1. Analyze Experiment

1. 分析实验

See

workflows/analyze-experiment.md

for the full step-by-step procedure. In brief:

Locate the experiment + iteration.
Pull & dump all data into one portable file.
Detect mode — A/B comparison vs single-arm benchmark (changes the report's lead).
Per-task results — pass/fail per criterion, what the agent did, where it tripped.
Friction clusters — root-cause grouped, runs-affected, evidence + fix each.
Arm/model comparison — where the arms diverge, with counts.
Closing + structured cluster block — agent-readiness gaps and the levers that address them; emit the structured cluster list for taxonomy seeding.
Honesty pass — caveats, n, ceiling effects, disclosed instrument gaps.

详细的分步流程请参见

workflows/analyze-experiment.md

。
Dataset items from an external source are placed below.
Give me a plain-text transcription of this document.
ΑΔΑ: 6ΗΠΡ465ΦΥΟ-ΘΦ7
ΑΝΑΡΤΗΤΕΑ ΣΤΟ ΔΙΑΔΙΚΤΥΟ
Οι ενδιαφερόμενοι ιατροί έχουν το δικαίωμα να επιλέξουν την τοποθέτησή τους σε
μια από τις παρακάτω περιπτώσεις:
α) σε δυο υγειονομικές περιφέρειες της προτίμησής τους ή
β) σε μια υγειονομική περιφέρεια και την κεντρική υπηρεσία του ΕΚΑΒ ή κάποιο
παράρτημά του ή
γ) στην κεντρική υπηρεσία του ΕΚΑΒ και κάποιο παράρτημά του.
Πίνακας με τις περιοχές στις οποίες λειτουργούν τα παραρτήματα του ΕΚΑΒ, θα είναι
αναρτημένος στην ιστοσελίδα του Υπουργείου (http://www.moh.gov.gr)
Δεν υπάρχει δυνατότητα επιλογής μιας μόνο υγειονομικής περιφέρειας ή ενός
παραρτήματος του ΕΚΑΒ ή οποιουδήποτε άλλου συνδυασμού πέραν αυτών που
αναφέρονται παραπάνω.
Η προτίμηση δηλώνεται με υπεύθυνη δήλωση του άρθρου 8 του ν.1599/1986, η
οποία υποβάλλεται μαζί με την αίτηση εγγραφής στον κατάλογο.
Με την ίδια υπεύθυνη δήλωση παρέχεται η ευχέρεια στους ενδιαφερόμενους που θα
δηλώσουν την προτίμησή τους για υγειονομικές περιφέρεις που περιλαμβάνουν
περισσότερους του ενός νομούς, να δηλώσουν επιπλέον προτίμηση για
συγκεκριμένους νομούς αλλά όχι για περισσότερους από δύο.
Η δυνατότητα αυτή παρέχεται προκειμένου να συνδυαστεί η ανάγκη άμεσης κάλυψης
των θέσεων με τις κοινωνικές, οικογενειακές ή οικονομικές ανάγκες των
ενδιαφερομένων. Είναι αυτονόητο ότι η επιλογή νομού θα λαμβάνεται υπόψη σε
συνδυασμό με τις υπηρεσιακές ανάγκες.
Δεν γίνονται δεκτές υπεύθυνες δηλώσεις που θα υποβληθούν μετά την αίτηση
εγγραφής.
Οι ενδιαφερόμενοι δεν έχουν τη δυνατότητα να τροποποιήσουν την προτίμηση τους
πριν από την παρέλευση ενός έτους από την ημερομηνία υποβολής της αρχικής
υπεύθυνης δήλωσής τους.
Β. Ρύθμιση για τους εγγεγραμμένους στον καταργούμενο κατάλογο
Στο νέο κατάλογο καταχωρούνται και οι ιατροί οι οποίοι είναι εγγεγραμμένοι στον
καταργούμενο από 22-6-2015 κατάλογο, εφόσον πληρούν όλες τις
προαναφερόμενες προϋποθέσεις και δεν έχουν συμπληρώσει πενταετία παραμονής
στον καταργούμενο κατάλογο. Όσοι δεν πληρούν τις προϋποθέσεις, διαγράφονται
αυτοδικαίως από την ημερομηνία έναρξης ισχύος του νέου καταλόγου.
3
简要说明：

定位实验和迭代。
提取并转储所有数据到一个可移植文件中。
检测模式——A/B对比vs单组基准测试（会改变报告的开篇内容）。
每项任务的结果——每项标准的通过/失败情况、Agent的操作、失误点。
摩擦点聚类——按根本原因分组、受影响的运行次数、每个聚类的证据和修复建议。
实验组/模型对比——实验组的差异点及统计数据。
总结 + 结构化聚类块——Agent就绪度差距及解决这些差距的手段；输出结构化聚类列表用于分类体系种子数据积累。
真实性检查——注意事项、样本量n、天花板效应、披露的工具缺陷。

General principles

通用原则

The report is generated, not hand-written. If the output is rough, improve the skill — do not fall back to writing it by hand.
One source of truth: the pulled data. The report narrates it; it never invents beyond it.
Lead with the question the audience is asking, not with the methodology.
A green score hides the work — surface the friction even when every run passed.

报告是自动生成的，而非手动编写。如果输出内容不够完善，应改进技能——不要退回到手动编写的方式。
唯一的事实来源：提取的数据。报告仅对数据进行阐述；绝不超出数据范围进行编造。
开篇直接回应受众的问题，而非先介绍方法论。
高分可能掩盖问题——即使所有运行都通过，也要揭示潜在的摩擦点。